Monday 31 October 2011

Review of 'Don Partridge and Company,' by John Bentham...


















Frank Brown and his old Gibson Twelve String.
Leicester Square 1968.



A very nice review of the book from John Bentham in the Tiger Folk Newsletter (not available on their site but via Dave Sutherland's monthly newsletter):

'Three years ago on a Friday night Don Partridge played the Pack Horse Folk Club in Loughborough. It wasn’t a turn up, perform and off down the road jobs, oh no. Saturday saw him busking in the Market Place; one of his old haunts from the 80’s when he was living on a narrow boat in the town. In the pub later in the afternoon, an old chum of Dons, Rod Warner broached the idea of writing a biography of Don. His response was that it shouldn’t be a biography but a book about buskers. After all both he and Rod were on the busking scene at the same time. It became more than a suggestion and the prospect of writing such a book started to become a reality. Perhaps the catalyst was when Don... contacted Pat Keene. Now Pat had also been earning his living busking but was also a photographer with rolls and rolls of film that he had taken at the time. Of course, busking was nothing new, there had always been street performers, but nearly all of them were “The Old School”, accordion players, banjo and spoon players, jazz bands, individual singers and their ilk but now, suddenly, there appeared in their midst young, guitar carrying lads and the busking world was about to change and Pat was there to capture it on film.
In the book we are taken, in photographs some of which have never been published before and through the reminiscences of Don, Pat and Rod, back to a world that the majority of people only saw or ignored as they passed by on their own journeys. And it would possibly have remained a twilight world if Don Partridge hadn’t have mackled up his one man band kit, worn a snake skin jacket and started singing a song called “Rosie”. The smart thing to say now would be;” And the rest is history”. Well, yes it is, and you can now read the first-hand accounts of that history. Because I know Rod quite well, I felt a little uneasy at times reading some of the intimate details of his life but also fascinated by them, is this just curiosity or voyeurism? Whatever it might be, it proves yet again that we might think we know someone but how much do we really know.
Life was good on the streets and life was bad on the streets. The streets weren’t just in London. They were up and down the country. They were up and down the Europe. They were east of Europe and west to Ireland. Sometimes travelling in style, sometimes bumming it, sometimes with money to burn, sometimes with a scarce two ha’pennies to rub together, sometimes travelling alone, sometimes with fellow buskers and bottlers, sometimes as a loner sometimes with a lover, travelling, travelling, always moving on. Even when the times were good the road would beckon and so they would up sticks and away. Bohemian, I guess it was.
The highlight was The Buskers Concert in 1969 when Don hired The Royal Albert Hall.....read all about it!
Sadly Don passed away before the book was finished but Pat and Rod were determined to complete the project in memory of their old mate and a damn good job they have done of it.

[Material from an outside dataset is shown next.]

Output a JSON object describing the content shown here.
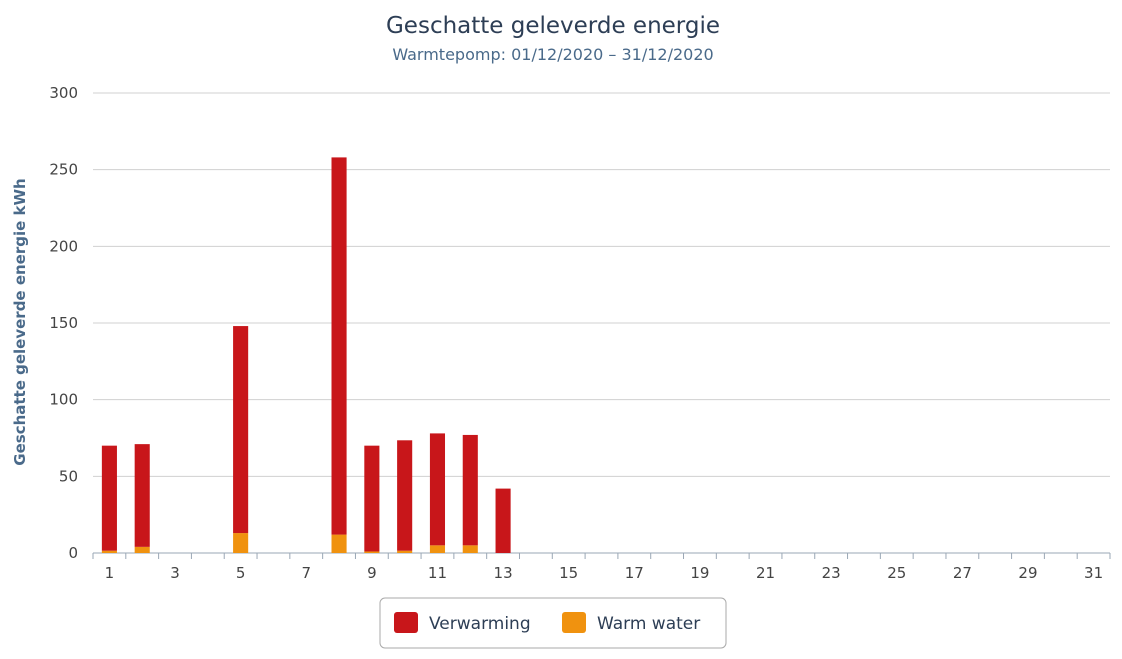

If you don’t see me next spring, I’ll be in Berlin” 
“Transworld Blues”-Don Partridge.'






Thursday 27 October 2011

Form is what happens...

Meg Aikman - 'The Piccadilly Nightingale.'



The book is now launched, people are buying it, which is gratifying, with not too many problems so far.
Of course, after publication, one is always thinking of the material you wanted to put in, things that you might have approached differently, stylistic choices that were or were not made. The list goes on... Pat and myself hit the basic problem when Don suddenly and tragically died: should we continue or should we abandon the book in its planned form and try to resurrect it as something else?  In the end, we fell somewhere in the middle, deciding that, yes, the book would be incomplete from the original ideas that had been thrashed out, because we needed more of Don's input for that, and short of a Doris Stokes moment or two, this was not going to happen in this life. But what we had was maybe enough to justify the project. So we went with that. Three stories that elliptically reflect and refract on each other. The other issue was: time and mortality. With Don gone, the two of us not exactly spring chickens, the owld wingรจd chariot was hurrying near behind us somewhat.  Et in busking arcadia ego... (I have a rather drunken fancy that after death, crossing the bar (to borrow from Tennyson) might be turned from the sombre process of changing continuum, so to speak, if the Pilot suddenly turned round and revealed himself as my old friend, professional loon and busking partner, Jumping Jack/Earl of Mustard/Norman Norris: 'I'm the guv'nor. Whorr hor hor.' I assume the old bugger has left this level sometime back and would like to think he found a good gig beyond... ).

In the end, the book followed one of the literary precepts which CharlesOlson appropriated from his younger friend and fellow poet, Robert Creeley: 'FORM IS NEVER MORE THAN AN EXTENSION OF CONTENT .'.
Many years later, when asked about his famous quote, Creeley responded:
'I would now almost amend the statement to say, "Form is
what happens." It's the fact of things in the world, however
they are. So that form in that way is simply the presence of
any thing.'
.
From here...  (scroll down).

So the form of the book is created by what we had left to play with. 'Form is what happens.' Hopefully something interesting came of it.